Quel degré de complexité ?

Les résultats de l’étude Clever Classrooms indiquent que l’effet de la complexité est curviligne, ce qui signifie que des niveaux de complexité trop élevés ou trop faibles avaient pour résultat de moins bonnes conditions d’apprentissage alors qu’un niveau intermédiaire de complexité visuelle était optimal.

L’étude a conclu que :

  • La diversité visuelle de l’aménagement du sol et du plafond est suffisante pour stimuler l’attention des élèves tout en offrant un certain ordre.
  • Des plafonds plus hauts et plus simples peuvent « décompresser » l’espace, alors que des formes plus complexes peuvent renforcer la complexité de l’ensemble.
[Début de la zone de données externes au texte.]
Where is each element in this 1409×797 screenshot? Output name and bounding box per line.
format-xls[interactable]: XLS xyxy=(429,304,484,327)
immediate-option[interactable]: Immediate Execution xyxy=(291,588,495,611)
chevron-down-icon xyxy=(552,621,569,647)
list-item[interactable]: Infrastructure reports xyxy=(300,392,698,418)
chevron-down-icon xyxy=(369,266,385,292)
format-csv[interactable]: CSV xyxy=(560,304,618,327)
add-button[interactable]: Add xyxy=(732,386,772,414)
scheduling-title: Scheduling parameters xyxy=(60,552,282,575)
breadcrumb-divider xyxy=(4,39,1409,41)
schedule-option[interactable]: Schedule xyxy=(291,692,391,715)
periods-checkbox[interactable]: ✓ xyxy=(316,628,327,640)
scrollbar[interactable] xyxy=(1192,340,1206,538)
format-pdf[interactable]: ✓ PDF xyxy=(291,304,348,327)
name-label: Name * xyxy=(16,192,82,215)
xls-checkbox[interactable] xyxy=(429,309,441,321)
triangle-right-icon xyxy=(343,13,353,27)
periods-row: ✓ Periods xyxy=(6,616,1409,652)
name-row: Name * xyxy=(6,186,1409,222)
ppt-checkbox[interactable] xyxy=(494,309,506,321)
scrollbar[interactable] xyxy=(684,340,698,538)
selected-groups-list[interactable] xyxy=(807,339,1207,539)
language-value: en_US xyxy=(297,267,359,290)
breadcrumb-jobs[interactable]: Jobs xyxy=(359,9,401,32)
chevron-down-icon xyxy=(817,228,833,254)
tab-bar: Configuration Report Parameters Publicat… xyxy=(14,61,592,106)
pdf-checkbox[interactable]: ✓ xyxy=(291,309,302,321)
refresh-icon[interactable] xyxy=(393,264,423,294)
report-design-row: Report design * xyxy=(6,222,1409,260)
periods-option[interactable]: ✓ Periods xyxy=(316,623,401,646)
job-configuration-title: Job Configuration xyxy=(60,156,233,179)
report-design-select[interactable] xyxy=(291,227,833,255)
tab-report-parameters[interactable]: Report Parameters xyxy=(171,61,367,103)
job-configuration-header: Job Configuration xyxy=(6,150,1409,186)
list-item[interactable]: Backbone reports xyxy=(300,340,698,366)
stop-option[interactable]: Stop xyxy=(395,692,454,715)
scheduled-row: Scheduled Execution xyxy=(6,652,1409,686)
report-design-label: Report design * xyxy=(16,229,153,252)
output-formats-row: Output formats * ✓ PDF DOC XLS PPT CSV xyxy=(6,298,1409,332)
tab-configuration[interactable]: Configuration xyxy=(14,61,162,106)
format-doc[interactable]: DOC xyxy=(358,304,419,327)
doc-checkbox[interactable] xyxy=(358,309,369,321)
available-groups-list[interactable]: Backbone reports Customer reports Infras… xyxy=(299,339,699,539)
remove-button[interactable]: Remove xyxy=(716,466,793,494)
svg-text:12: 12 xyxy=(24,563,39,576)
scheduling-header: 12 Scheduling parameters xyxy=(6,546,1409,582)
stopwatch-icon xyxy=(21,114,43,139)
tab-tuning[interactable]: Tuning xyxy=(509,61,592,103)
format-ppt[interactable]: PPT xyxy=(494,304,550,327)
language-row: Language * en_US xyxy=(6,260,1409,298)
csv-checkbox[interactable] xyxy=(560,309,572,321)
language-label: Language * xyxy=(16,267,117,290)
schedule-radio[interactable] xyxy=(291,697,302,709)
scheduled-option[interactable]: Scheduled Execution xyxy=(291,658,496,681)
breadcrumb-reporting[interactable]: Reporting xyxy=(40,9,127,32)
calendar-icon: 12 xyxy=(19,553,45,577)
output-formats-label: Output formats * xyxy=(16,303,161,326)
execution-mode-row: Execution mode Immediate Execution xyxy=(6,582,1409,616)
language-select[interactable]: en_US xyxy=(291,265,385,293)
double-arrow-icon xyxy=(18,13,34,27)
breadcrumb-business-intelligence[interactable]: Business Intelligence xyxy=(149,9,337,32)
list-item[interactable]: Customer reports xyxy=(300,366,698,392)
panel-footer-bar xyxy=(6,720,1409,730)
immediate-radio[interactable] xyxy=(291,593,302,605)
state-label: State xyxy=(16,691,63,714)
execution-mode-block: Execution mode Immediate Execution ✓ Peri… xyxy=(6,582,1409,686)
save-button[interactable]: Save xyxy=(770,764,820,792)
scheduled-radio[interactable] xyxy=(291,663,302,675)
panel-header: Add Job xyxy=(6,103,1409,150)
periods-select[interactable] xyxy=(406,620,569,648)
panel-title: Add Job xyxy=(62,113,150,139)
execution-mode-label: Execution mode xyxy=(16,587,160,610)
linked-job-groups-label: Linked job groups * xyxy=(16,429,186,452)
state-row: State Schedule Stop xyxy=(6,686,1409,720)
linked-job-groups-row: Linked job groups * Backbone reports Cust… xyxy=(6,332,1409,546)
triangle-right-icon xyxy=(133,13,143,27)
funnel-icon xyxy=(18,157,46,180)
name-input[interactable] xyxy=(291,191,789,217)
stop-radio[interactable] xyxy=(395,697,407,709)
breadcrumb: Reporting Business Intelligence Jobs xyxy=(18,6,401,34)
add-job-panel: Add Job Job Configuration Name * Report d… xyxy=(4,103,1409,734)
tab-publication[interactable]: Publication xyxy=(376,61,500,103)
Le tout est d’éviter une impression de désordre et de pagaille.
  • Les affichages visuels sur les murs doivent être bien conçus et organisés. Il est conseillé de conserver 20-50 % de l’espace mural vierge.
  • En raison de la perte de luminosité, il faut éviter d’afficher des choses sur les fenêtres.

Les couleurs vives sont-elles mieux ?

Il est indéniable que les enfants sont attirés par les couleurs vives. Néanmoins, une approche fonctionnelle de la couleur en classe doit se concentrer sur l’utilisation de la couleur pour obtenir des résultats positifs tels qu’une hausse de la capacité de concentration et des niveaux de fatigue oculaire plus faibles.

Ainsi, Jalil et al (2012)3 ont examiné la façon dont des couleurs différentes influencent le rendement du travail, induisent certains comportements, créent des perceptions positives ou négatives de l’environnement et des tâches et influencent l’humeur et les émotions. Leur conclusion : les environnements colorés ont des effets importants sur la capacité d’apprentissage des élèves et leur bien-être.

Ils soutiennent que, bien que les préférences en matière de couleurs soient très subjectives, « le rouge est la couleur préférée des jeunes enfants et des personnes âgées pour un environnement intérieur, alors que c’est le bleu qui est plébiscité par les jeunes adultes, employés de bureau et étudiants masculins »3.

Dans le cadre de l’étude Clever Classrooms (2015)4, des éléments de couleur ont été évalués avec des couleurs pâles (blanc/pâle) et des couleurs vives (rouge/orange). La stimulation provenant de l’utilisation de la couleur s’est révélée curviligne, c’est-à-dire qu’elle est idéale à un niveau moyen.

D’autres conclusions indiquent :

  • Pour les murs, l’aspect principal est curviligne. Les larges zones de couleurs vives obtiennent de mauvais résultats, tout comme les murs blancs avec peu d’éléments de couleur. Un scénario intermédiaire, avec des murs généralement clairs et un mur d’une couleur plus vive, s’est révélé être la solution la plus efficace pour optimiser l’apprentissage.
  • Sur cet arrière-plan relativement calme, des éléments de couleur supplémentaires jouaient un rôle complémentaire de stimulant. Ainsi, des couleurs relativement vives sur le sol, les stores, les bureaux et les chaises ajoutent des accents et des touches de couleur.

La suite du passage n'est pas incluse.